En el consejo de ayer se trataron cuestiones relacionadas con la marcha operativa de la petrolera, y en el próximo, en febrero, se aprobarán las cuentas de 2009 y se fijará el dividendo complementario de dicho ejercicio para que la propuesta final sea ratificada en la junta de accionistas en abril.

Brufau se expresó así antes de participar en los Diálogos de Caixa Catalunya y la escuela de negocios Esade sobre los nuevos desafíos energéticos, que se celebraron en La Pedrera de Barcelona. En su intervención, el presidente de Repsol repasó el desarrollo previsto de las energías renovables --con sus costes y beneficios-- y recordó que los combustibles fósiles todavía tienen futuro.
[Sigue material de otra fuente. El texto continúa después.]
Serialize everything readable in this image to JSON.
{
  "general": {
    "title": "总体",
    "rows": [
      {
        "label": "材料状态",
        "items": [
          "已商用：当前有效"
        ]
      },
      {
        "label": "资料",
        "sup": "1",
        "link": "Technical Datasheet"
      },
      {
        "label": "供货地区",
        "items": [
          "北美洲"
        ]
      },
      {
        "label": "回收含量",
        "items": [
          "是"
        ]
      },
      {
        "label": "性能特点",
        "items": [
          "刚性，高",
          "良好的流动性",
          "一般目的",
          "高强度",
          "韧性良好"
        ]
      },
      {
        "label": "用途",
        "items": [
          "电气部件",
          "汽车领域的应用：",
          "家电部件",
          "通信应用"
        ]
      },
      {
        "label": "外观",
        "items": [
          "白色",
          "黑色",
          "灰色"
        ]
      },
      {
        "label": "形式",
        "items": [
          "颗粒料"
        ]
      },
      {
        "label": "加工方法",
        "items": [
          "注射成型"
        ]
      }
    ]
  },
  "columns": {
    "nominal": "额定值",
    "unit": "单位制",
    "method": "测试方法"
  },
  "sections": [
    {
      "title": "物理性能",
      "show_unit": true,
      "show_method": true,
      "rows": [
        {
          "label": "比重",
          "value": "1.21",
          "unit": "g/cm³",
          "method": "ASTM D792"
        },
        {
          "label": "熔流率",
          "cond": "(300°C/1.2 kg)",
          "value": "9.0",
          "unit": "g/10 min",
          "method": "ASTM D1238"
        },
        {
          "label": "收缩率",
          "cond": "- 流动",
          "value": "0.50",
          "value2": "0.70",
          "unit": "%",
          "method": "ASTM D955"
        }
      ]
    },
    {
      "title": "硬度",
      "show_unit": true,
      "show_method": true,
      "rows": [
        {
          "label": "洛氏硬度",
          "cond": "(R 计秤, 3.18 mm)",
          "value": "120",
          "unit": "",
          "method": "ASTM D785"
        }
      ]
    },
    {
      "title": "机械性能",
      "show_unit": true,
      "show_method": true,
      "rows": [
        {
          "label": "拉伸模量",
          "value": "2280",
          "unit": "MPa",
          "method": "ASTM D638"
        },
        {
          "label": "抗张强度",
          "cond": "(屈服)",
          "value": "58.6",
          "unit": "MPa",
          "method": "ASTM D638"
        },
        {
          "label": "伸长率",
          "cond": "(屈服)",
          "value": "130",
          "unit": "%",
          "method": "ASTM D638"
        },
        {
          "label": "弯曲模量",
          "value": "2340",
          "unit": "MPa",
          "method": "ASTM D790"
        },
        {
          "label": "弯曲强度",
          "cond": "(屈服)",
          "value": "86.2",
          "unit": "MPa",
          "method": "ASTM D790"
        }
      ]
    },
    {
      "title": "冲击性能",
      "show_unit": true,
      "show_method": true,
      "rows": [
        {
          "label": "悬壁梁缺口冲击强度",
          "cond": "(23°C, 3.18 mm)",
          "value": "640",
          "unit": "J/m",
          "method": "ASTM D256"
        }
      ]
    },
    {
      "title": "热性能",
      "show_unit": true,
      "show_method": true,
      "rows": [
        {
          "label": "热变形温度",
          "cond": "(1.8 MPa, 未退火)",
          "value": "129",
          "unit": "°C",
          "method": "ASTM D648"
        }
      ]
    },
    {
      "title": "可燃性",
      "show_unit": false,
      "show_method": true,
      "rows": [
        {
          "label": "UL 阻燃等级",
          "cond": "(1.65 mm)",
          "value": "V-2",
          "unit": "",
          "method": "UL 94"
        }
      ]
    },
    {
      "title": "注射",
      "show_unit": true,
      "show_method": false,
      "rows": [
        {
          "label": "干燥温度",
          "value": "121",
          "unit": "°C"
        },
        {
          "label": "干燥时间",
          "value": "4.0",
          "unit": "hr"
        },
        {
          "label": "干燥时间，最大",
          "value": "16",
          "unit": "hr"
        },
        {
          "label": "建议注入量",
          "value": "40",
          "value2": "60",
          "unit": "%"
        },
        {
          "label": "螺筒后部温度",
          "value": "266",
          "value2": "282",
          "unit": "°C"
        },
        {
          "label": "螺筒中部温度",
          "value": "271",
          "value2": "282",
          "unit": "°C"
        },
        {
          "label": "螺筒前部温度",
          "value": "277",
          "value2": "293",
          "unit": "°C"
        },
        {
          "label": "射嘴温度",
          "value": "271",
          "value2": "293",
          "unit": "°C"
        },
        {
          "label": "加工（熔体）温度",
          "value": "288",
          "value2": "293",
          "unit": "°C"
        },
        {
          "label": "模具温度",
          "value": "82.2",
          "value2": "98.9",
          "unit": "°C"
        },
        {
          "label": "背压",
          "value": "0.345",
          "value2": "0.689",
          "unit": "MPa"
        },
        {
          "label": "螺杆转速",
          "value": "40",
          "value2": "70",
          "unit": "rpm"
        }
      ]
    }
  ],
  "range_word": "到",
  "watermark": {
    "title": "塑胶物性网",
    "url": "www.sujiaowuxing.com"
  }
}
También hizo referencia a la "necesidad perentoria" de que Europa cuente con "una única voz" para cubrir sus necesidades energéticas, tanto en lo referente al modelo que busca como a la negociación con los proveedores. En este sentido, ejemplificó que un país apuesta por la nuclear y otro por la eólica --con lo que no hay un objetivo común--, y que la argelina Sonatrach habla con cada país para vender gas en vez de con el conjunto de la UE, por lo que tiene el poder en las negociaciones.

En el caso de España, consideró que el liderazgo en energía eólica le cuesta encarecer la factura eléctrica del país y restar competitividad a sus empresas, por lo que propuso que se podría plantear que la Unión Europea asuma parte del coste --por las primas tarifarias-- de desarrollar la energía eólica en el continente.